Mais ce n'est pas tout...
Le média écolo VERT délivre un verdict sans appel : "On estime à 24 tonnes la quantité de carburant nécessaire pour lancer la fusée. La quantité de CO2 émise à chaque lancement s’élève à 93 tonnes. Si l’on divise ce total par le nombre de passagères dans la capsule ce lundi – c’est-à-dire six –, chacune d’entre elles serait responsable de l’émission de 15,5 tonnes de CO2. Soit l’équivalent de ce qu’émet un·e Français·e en… un an et demi".

Ca fait mal, non ?
On peine à comprendre la valeur "féministe" d'un projet qui va complètement à l'encontre de la lutte pour le respect de l'environnement. Un combat qui a toujours fait partie des mobilisations pour les droits des femmes. L'écoféminisme, notamment, démontre largement l'étroite relation entre le respect de la planète, et celui des femmes.
Les féministes, oui, mais pas forcément Katy Perry.

"Ce n’est pas parce qu’on est une femme qu’on a le droit de dégrader l’environnement", fustige à VERT Emmanuelle Rio, enseignante-chercheuse en physique à l’Université Paris-Saclay. Précisant : "Les femmes ont toute leur place dans la construction d’un monde qui ne court pas à sa perte".

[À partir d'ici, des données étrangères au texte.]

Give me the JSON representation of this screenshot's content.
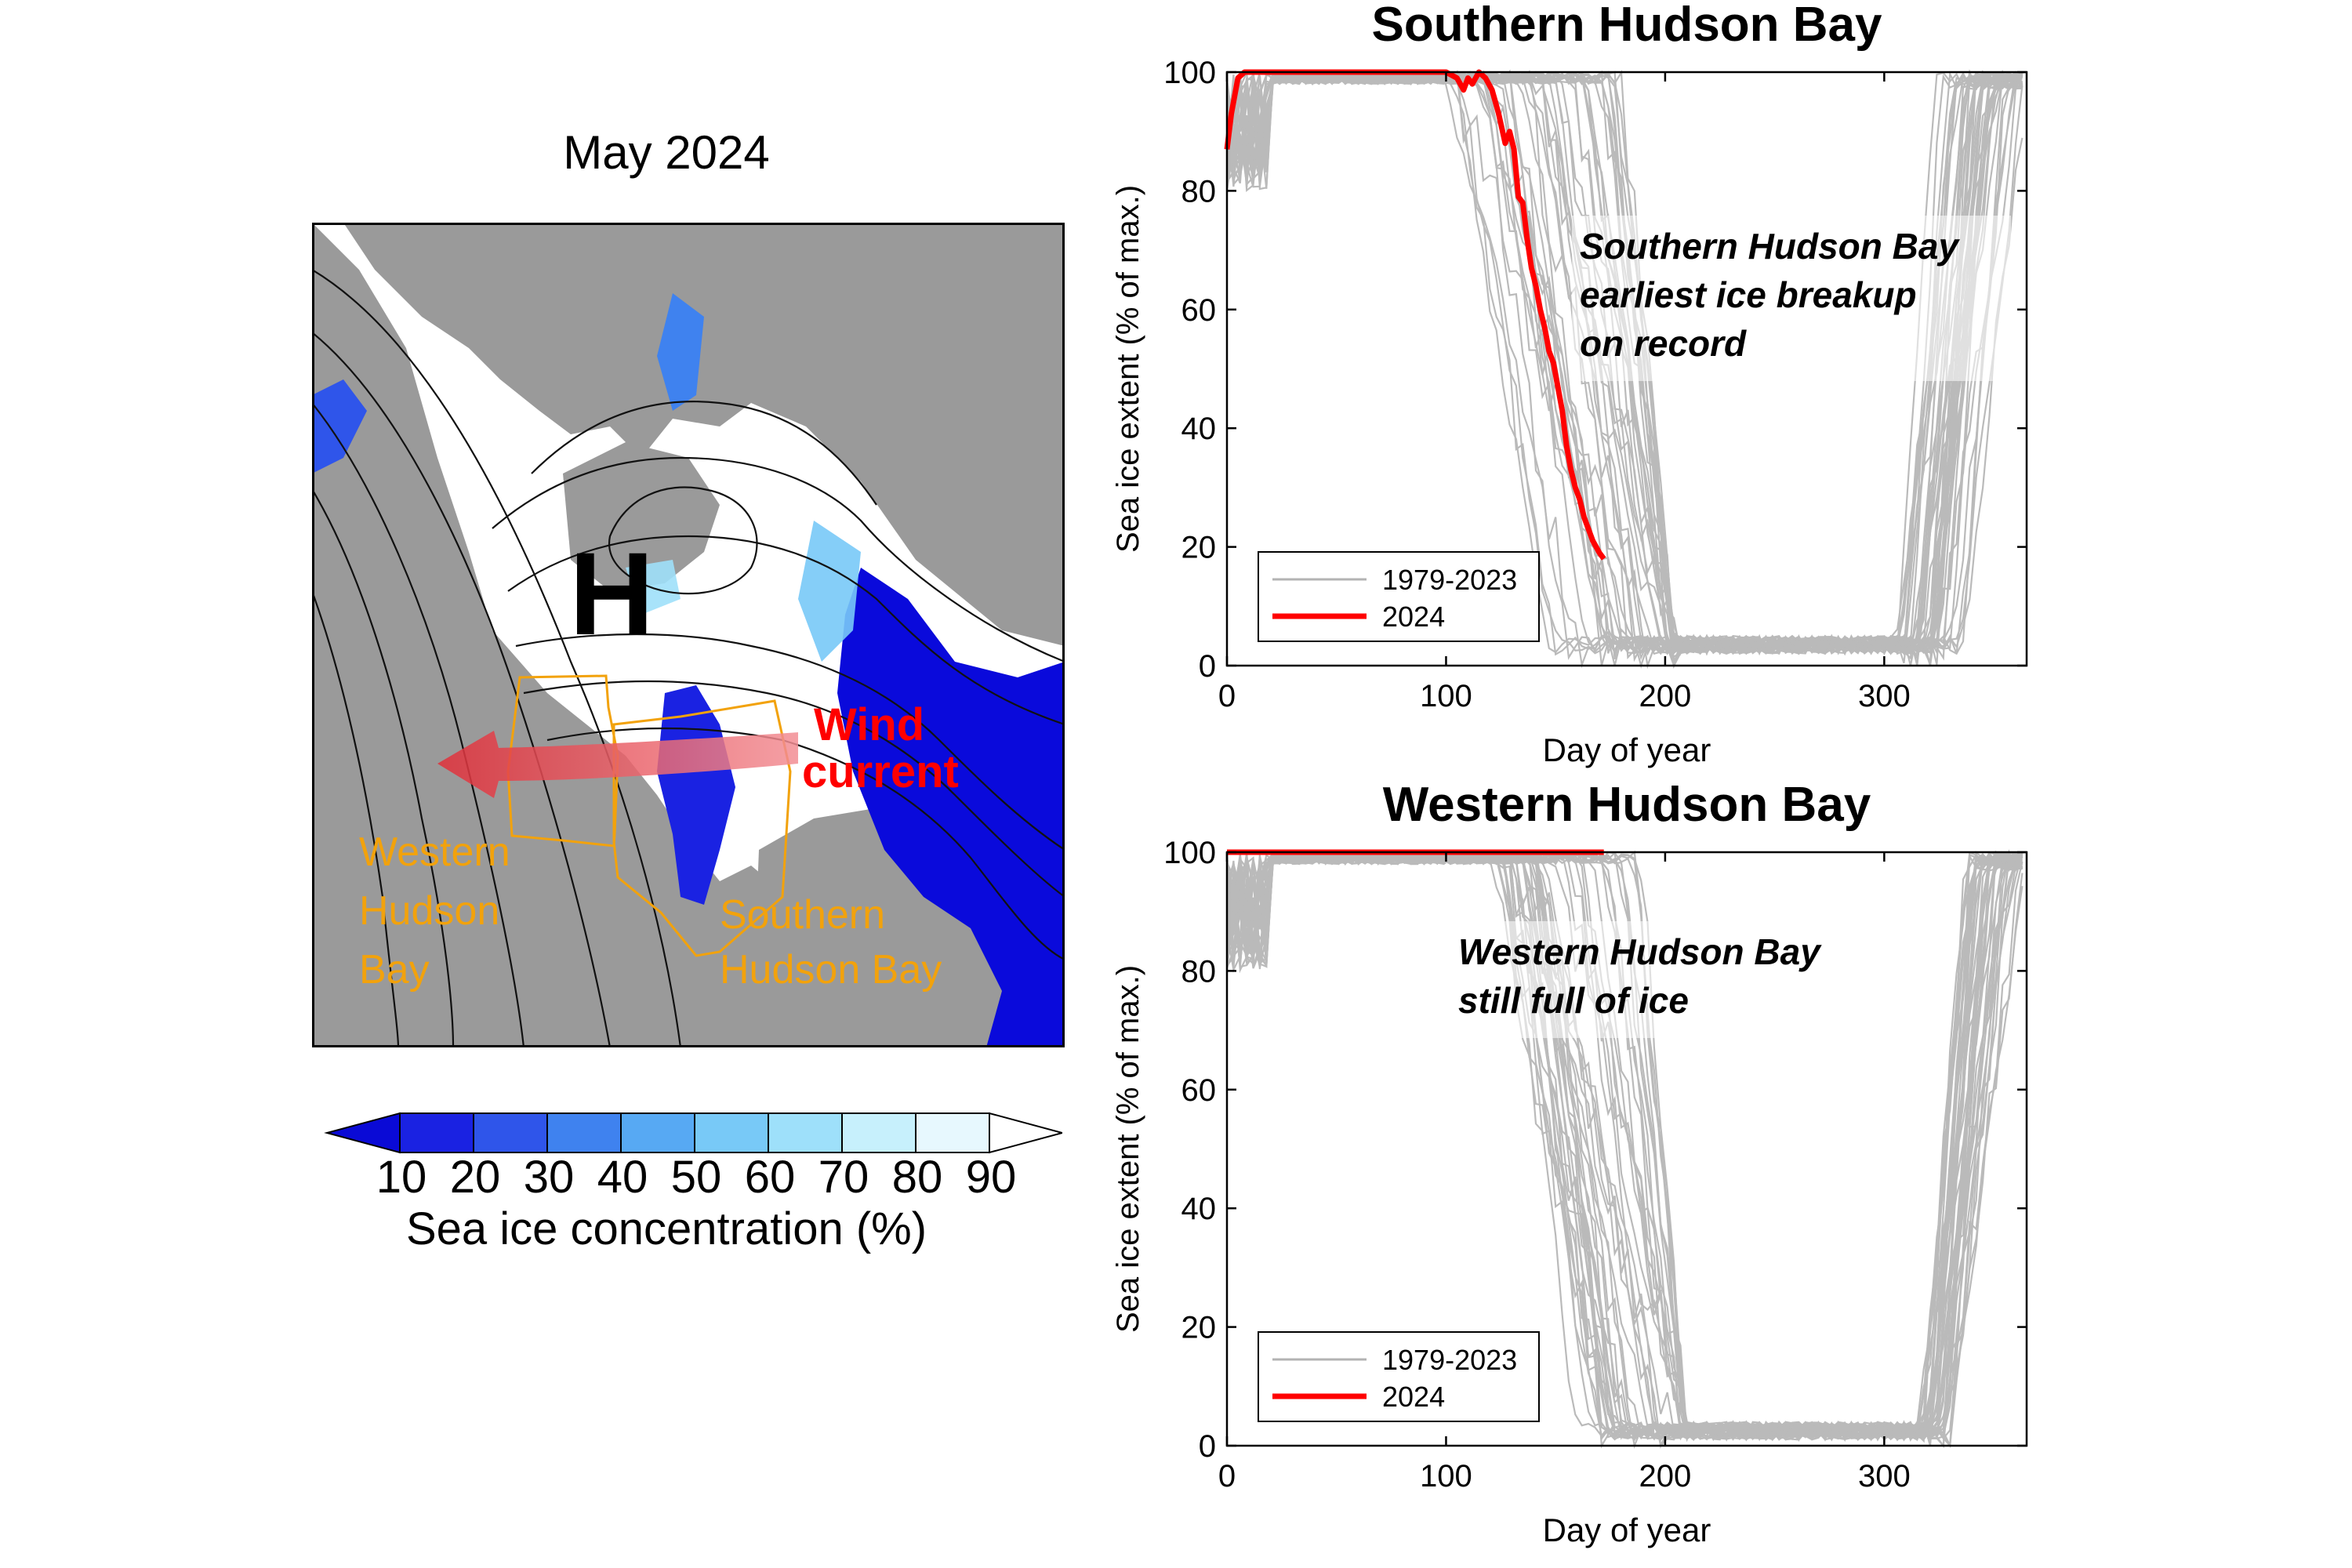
{
  "map": {
    "title": "May 2024",
    "high_label": "H",
    "wind_label_line1": "Wind",
    "wind_label_line2": "current",
    "region_west_lines": [
      "Western",
      "Hudson",
      "Bay"
    ],
    "region_south_lines": [
      "Southern",
      "Hudson Bay"
    ],
    "colors": {
      "land": "#9a9a9a",
      "ice": "#ffffff",
      "open_water": "#0a0adb",
      "wind": "#ff0000",
      "regions": "#f2a20c",
      "contours": "#111111"
    }
  },
  "colorbar": {
    "ticks": [
      "10",
      "20",
      "30",
      "40",
      "50",
      "60",
      "70",
      "80",
      "90"
    ],
    "label": "Sea ice concentration (%)",
    "colors": [
      "#0a0ad6",
      "#1a22e2",
      "#2f55ea",
      "#3f82ef",
      "#57a9f3",
      "#78c9f7",
      "#9ee0fa",
      "#c7f0fc",
      "#e7f8fe",
      "#ffffff"
    ]
  },
  "chart_data": [
    {
      "type": "line",
      "title": "Southern Hudson Bay",
      "xlabel": "Day of year",
      "ylabel": "Sea ice extent (% of max.)",
      "xlim": [
        0,
        365
      ],
      "ylim": [
        0,
        100
      ],
      "xticks": [
        "0",
        "100",
        "200",
        "300"
      ],
      "yticks": [
        "0",
        "20",
        "40",
        "60",
        "80",
        "100"
      ],
      "legend": [
        "1979-2023",
        "2024"
      ],
      "legend_position": "bottom-left",
      "annotation": [
        "Southern Hudson Bay",
        "earliest ice breakup",
        "on record"
      ],
      "colors": {
        "historical": "#b3b3b3",
        "current": "#ff0000"
      },
      "series": [
        {
          "name": "2024",
          "x": [
            0,
            2,
            5,
            8,
            12,
            20,
            40,
            60,
            80,
            100,
            105,
            108,
            110,
            112,
            115,
            118,
            121,
            124,
            127,
            129,
            131,
            133,
            135,
            137,
            139,
            141,
            143,
            145,
            147,
            149,
            151,
            153,
            155,
            157,
            159,
            161,
            163,
            165,
            167,
            170,
            172
          ],
          "y": [
            87,
            93,
            99,
            100,
            100,
            100,
            100,
            100,
            100,
            100,
            99,
            97,
            99,
            98,
            100,
            99,
            97,
            93,
            88,
            90,
            87,
            79,
            78,
            72,
            67,
            64,
            60,
            57,
            53,
            51,
            47,
            43,
            37,
            33,
            30,
            28,
            25,
            23,
            21,
            19,
            18
          ]
        }
      ],
      "historical_summary": {
        "breakup_start_day_range": [
          100,
          180
        ],
        "ice_free_days": [
          185,
          300
        ],
        "ice_free_level": 2,
        "freezeup_day_range": [
          305,
          355
        ],
        "year_count": 45
      }
    },
    {
      "type": "line",
      "title": "Western Hudson Bay",
      "xlabel": "Day of year",
      "ylabel": "Sea ice extent (% of max.)",
      "xlim": [
        0,
        365
      ],
      "ylim": [
        0,
        100
      ],
      "xticks": [
        "0",
        "100",
        "200",
        "300"
      ],
      "yticks": [
        "0",
        "20",
        "40",
        "60",
        "80",
        "100"
      ],
      "legend": [
        "1979-2023",
        "2024"
      ],
      "legend_position": "bottom-left",
      "annotation": [
        "Western Hudson Bay",
        "still full of ice"
      ],
      "colors": {
        "historical": "#b3b3b3",
        "current": "#ff0000"
      },
      "series": [
        {
          "name": "2024",
          "x": [
            0,
            50,
            100,
            150,
            172
          ],
          "y": [
            100,
            100,
            100,
            100,
            100
          ]
        }
      ],
      "historical_summary": {
        "breakup_start_day_range": [
          120,
          190
        ],
        "ice_free_days": [
          190,
          310
        ],
        "ice_free_level": 1,
        "freezeup_day_range": [
          315,
          350
        ],
        "year_count": 45
      }
    }
  ]
}
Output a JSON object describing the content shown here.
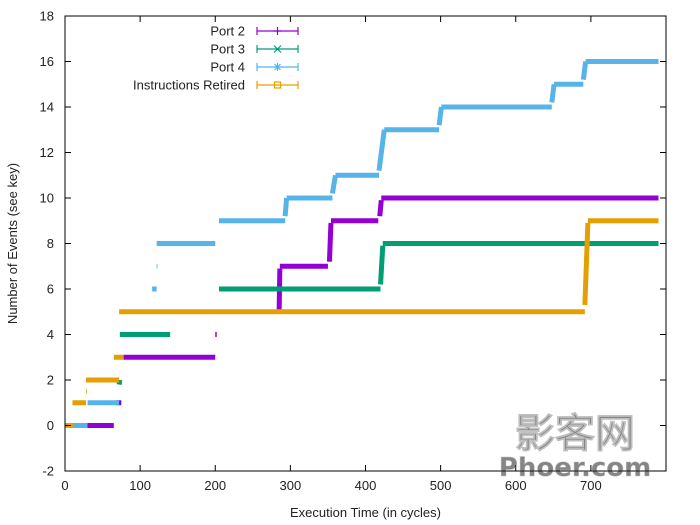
{
  "chart_data": {
    "type": "line",
    "xlabel": "Execution Time (in cycles)",
    "ylabel": "Number of Events (see key)",
    "xlim": [
      0,
      800
    ],
    "ylim": [
      -2,
      18
    ],
    "xticks": [
      0,
      100,
      200,
      300,
      400,
      500,
      600,
      700
    ],
    "yticks": [
      -2,
      0,
      2,
      4,
      6,
      8,
      10,
      12,
      14,
      16,
      18
    ],
    "grid": false,
    "legend_position": "top-center",
    "series": [
      {
        "name": "Port 2",
        "color": "#9400d3",
        "marker": "plus",
        "segments": [
          [
            [
              28,
              0
            ],
            [
              65,
              0
            ]
          ],
          [
            [
              68,
              1
            ],
            [
              75,
              1
            ]
          ],
          [
            [
              78,
              3
            ],
            [
              200,
              3
            ]
          ],
          [
            [
              200,
              4
            ],
            [
              202,
              4
            ]
          ],
          [
            [
              285,
              5
            ],
            [
              286,
              6.9
            ]
          ],
          [
            [
              286,
              7
            ],
            [
              350,
              7
            ]
          ],
          [
            [
              352,
              7.2
            ],
            [
              354,
              8.9
            ]
          ],
          [
            [
              354,
              9
            ],
            [
              417,
              9
            ]
          ],
          [
            [
              419,
              9.2
            ],
            [
              421,
              9.9
            ]
          ],
          [
            [
              421,
              10
            ],
            [
              790,
              10
            ]
          ]
        ]
      },
      {
        "name": "Port 3",
        "color": "#009e73",
        "marker": "cross",
        "segments": [
          [
            [
              72,
              1.8
            ],
            [
              73,
              2
            ]
          ],
          [
            [
              73,
              4
            ],
            [
              140,
              4
            ]
          ],
          [
            [
              205,
              6
            ],
            [
              420,
              6
            ]
          ],
          [
            [
              420,
              6.2
            ],
            [
              423,
              7.9
            ]
          ],
          [
            [
              423,
              8
            ],
            [
              790,
              8
            ]
          ]
        ]
      },
      {
        "name": "Port 4",
        "color": "#56b4e9",
        "marker": "star",
        "segments": [
          [
            [
              12,
              0
            ],
            [
              30,
              0
            ]
          ],
          [
            [
              30,
              1
            ],
            [
              72,
              1
            ]
          ],
          [
            [
              116,
              6
            ],
            [
              122,
              6
            ]
          ],
          [
            [
              122,
              7
            ],
            [
              123,
              7
            ]
          ],
          [
            [
              122,
              8
            ],
            [
              200,
              8
            ]
          ],
          [
            [
              205,
              9
            ],
            [
              293,
              9
            ]
          ],
          [
            [
              293,
              9.2
            ],
            [
              295,
              10
            ]
          ],
          [
            [
              295,
              10
            ],
            [
              356,
              10
            ]
          ],
          [
            [
              356,
              10.2
            ],
            [
              360,
              11
            ]
          ],
          [
            [
              360,
              11
            ],
            [
              418,
              11
            ]
          ],
          [
            [
              418,
              11.2
            ],
            [
              425,
              13
            ]
          ],
          [
            [
              425,
              13
            ],
            [
              498,
              13
            ]
          ],
          [
            [
              498,
              13.2
            ],
            [
              501,
              14
            ]
          ],
          [
            [
              501,
              14
            ],
            [
              648,
              14
            ]
          ],
          [
            [
              648,
              14.2
            ],
            [
              651,
              15
            ]
          ],
          [
            [
              651,
              15
            ],
            [
              690,
              15
            ]
          ],
          [
            [
              690,
              15.2
            ],
            [
              693,
              16
            ]
          ],
          [
            [
              693,
              16
            ],
            [
              790,
              16
            ]
          ]
        ]
      },
      {
        "name": "Instructions Retired",
        "color": "#e69f00",
        "marker": "square",
        "segments": [
          [
            [
              0,
              0
            ],
            [
              12,
              0
            ]
          ],
          [
            [
              10,
              1
            ],
            [
              28,
              1
            ]
          ],
          [
            [
              28,
              1.5
            ],
            [
              29,
              1.5
            ]
          ],
          [
            [
              28,
              2
            ],
            [
              72,
              2
            ]
          ],
          [
            [
              65,
              3
            ],
            [
              78,
              3
            ]
          ],
          [
            [
              72,
              5
            ],
            [
              692,
              5
            ]
          ],
          [
            [
              692,
              5.3
            ],
            [
              696,
              8.9
            ]
          ],
          [
            [
              696,
              9
            ],
            [
              790,
              9
            ]
          ]
        ]
      }
    ]
  },
  "watermark": {
    "line1": "影客网",
    "line2": "Phoer.com"
  }
}
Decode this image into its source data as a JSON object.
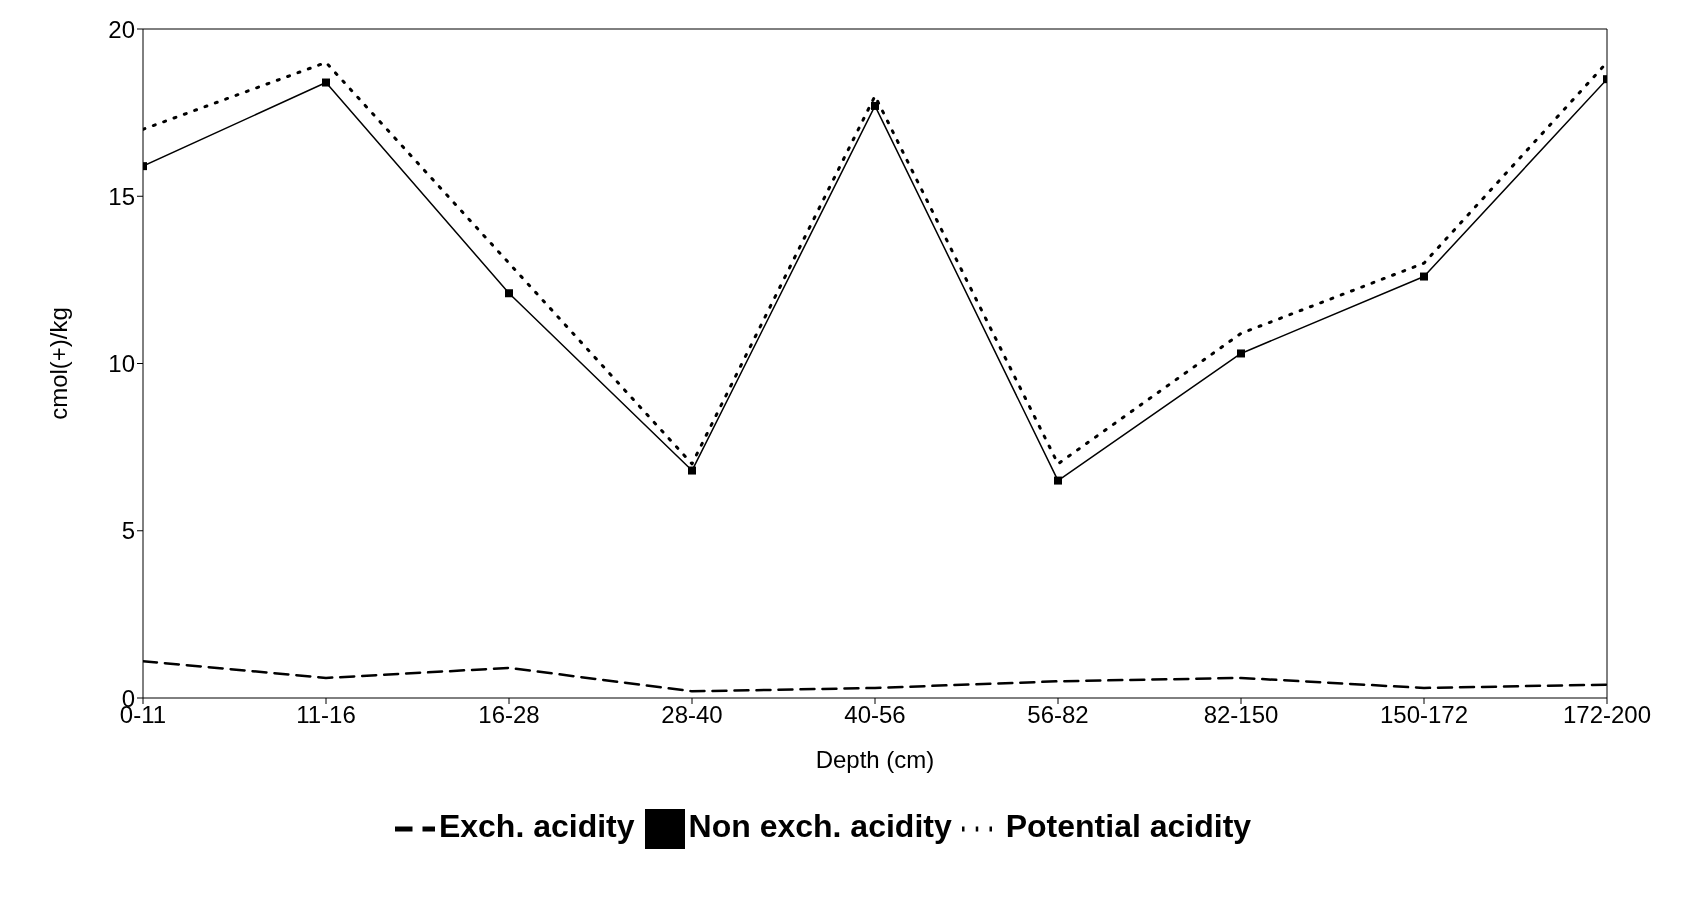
{
  "chart_data": {
    "type": "line",
    "xlabel": "Depth (cm)",
    "ylabel": "cmol(+)/kg",
    "categories": [
      "0-11",
      "11-16",
      "16-28",
      "28-40",
      "40-56",
      "56-82",
      "82-150",
      "150-172",
      "172-200"
    ],
    "series": [
      {
        "name": "Exch. acidity",
        "color": "#000000",
        "line_style": "dashed",
        "marker": "none",
        "values": [
          1.1,
          0.6,
          0.9,
          0.2,
          0.3,
          0.5,
          0.6,
          0.3,
          0.4
        ]
      },
      {
        "name": "Non exch. acidity",
        "color": "#000000",
        "line_style": "solid",
        "marker": "square",
        "values": [
          15.9,
          18.4,
          12.1,
          6.8,
          17.7,
          6.5,
          10.3,
          12.6,
          18.5
        ]
      },
      {
        "name": "Potential acidity",
        "color": "#000000",
        "line_style": "dotted",
        "marker": "none",
        "values": [
          17.0,
          19.0,
          13.0,
          7.0,
          18.0,
          7.0,
          10.9,
          13.0,
          19.0
        ]
      }
    ],
    "ylim": [
      0,
      20
    ],
    "yticks": [
      0,
      5,
      10,
      15,
      20
    ],
    "grid": false,
    "legend": "bottom"
  }
}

Du projet émane aussi une ambition délicatement capitaliste qui "tease" volontiers les nombreuses escales spatiales auxquelles l'on peut s'attendre dans les années à venir, avec l'expansion et la banalisation d'une velléité de "colonisation" (un terme malheureux mais employé sans complexes par bien des "entrepreneurs").
Il semble en tout cas bien loin le temps où Katy Perry préférait s'adresser à ceux que ce système patriarcal - bien que soucieux de proposer du "feminism washing" : opportuniste et factice - malmène, comme la communauté LGBTQ.